Tuesday, May 07, 2002

Murdered by the Left

I have no inside information about the motives behind the Fortuyn assassination, but I do have an instinct (and recklessly sharing unsubstantiated information with the world is what blogging is all about).

My sense is that what passes for the Left in Europe is really just a coalition of divergent complaints. It's a negative force. All those demonstrators clogging the streets of Paris last week were not marching in favor of Chirac, they were opposed to Le Pen, or fascism, or war, or racism, or any number of generic "causes." That fact is, it's a lot easier to be against something than to be in favor of anything.

A key attraction to the Left is that it allows you to be concerned about the state of your world without requiring anything more than a mild feeling of indignation. For young people whose real concern is being cool and getting laid, being on the Left means you don't have to stick your neck out for anything and appear foolish. This hegemony is enforced by ridicule and peer pressure which is why liberalism is the default position for most people. To move to the right requires real effort and risk. That's why the most interesting political figures are those who made the journey from Left to Right and the most brain dead ones are those who have never questioned their liberal or conservative assumptions.
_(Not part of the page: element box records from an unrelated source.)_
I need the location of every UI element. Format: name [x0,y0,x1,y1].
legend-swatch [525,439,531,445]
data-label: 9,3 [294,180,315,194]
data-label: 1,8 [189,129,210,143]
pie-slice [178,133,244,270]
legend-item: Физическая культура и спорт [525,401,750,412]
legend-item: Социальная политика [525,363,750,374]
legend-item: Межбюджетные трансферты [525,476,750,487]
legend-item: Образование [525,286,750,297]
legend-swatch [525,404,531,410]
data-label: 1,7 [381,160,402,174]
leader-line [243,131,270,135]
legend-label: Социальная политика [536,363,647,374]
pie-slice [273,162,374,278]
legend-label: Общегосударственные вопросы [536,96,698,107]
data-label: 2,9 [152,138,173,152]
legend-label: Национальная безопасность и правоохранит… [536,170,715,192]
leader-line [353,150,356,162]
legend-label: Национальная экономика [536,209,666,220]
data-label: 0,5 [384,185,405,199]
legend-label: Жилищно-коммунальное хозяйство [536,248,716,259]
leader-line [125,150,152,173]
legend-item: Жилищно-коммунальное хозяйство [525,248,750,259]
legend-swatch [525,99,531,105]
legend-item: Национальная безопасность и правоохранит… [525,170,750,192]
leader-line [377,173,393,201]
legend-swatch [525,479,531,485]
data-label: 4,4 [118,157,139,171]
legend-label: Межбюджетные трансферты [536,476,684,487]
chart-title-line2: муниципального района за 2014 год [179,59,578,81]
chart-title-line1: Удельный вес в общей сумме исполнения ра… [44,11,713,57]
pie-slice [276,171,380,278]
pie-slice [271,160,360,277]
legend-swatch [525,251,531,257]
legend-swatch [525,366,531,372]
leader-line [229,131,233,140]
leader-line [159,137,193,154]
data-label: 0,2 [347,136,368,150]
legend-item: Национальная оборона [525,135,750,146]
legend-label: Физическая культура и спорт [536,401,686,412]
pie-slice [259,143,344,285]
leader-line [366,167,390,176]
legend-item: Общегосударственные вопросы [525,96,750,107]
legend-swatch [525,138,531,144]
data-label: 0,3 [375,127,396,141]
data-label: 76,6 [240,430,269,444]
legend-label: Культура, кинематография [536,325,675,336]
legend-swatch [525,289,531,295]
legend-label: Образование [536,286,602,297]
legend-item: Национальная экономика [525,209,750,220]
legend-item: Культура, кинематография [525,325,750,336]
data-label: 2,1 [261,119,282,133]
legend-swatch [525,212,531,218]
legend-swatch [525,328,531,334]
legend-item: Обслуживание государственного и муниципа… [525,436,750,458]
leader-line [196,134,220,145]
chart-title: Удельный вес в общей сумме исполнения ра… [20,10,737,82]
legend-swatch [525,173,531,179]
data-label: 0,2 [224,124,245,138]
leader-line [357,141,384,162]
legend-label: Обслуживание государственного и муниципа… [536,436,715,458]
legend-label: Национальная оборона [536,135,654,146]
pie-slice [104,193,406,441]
Fortuyn made that journey. He was a risk taker. He stuck his neck out. But on the national level that adolescent ridicule is a potent and potentially violent force. While most on the Left are just along for the ride and the music, some who have listened carefully and have fully digested the menu of hate and intolerance that Cafe Gauche is serving these days are likely to take matters to their logical conclusion.

You can't save the planet without breaking a few eggs. Pim Fortuyn was just the latest egg.

Maybe it's a stretch to say that the negativity that motivates the Left ultimately leads to hate and violence but . . . heck, that's why I have a blog.

The silver lining here may be a realization that what Fortuyn advocated was more thoughtful and nuanced than the "far-right-wing" or "fascist" labels imply. And perhaps this will lead to a more open and candid debate about the meaning of conservatism and liberalism in Europe.

PS

According to Reuters, the assassin had radical environmentalist propaganda in his home:



Some newspapers said he was known to intelligence services as an ``extreme leftist,'' but Hofstee said: ``We do not use that term.''



Of course they don't use the term "extreme leftist." In much of Europe and the States, there is no such thing as the extreme Left. Certainly the political spectrum of Reuters stretches all the way from "extreme, right-wing, ultraconservative" on one side to "center-left" on the other. Is anyone else beginning to tire of this game whereby all dissent to the liberal orthodoxy is labeled "extreme?"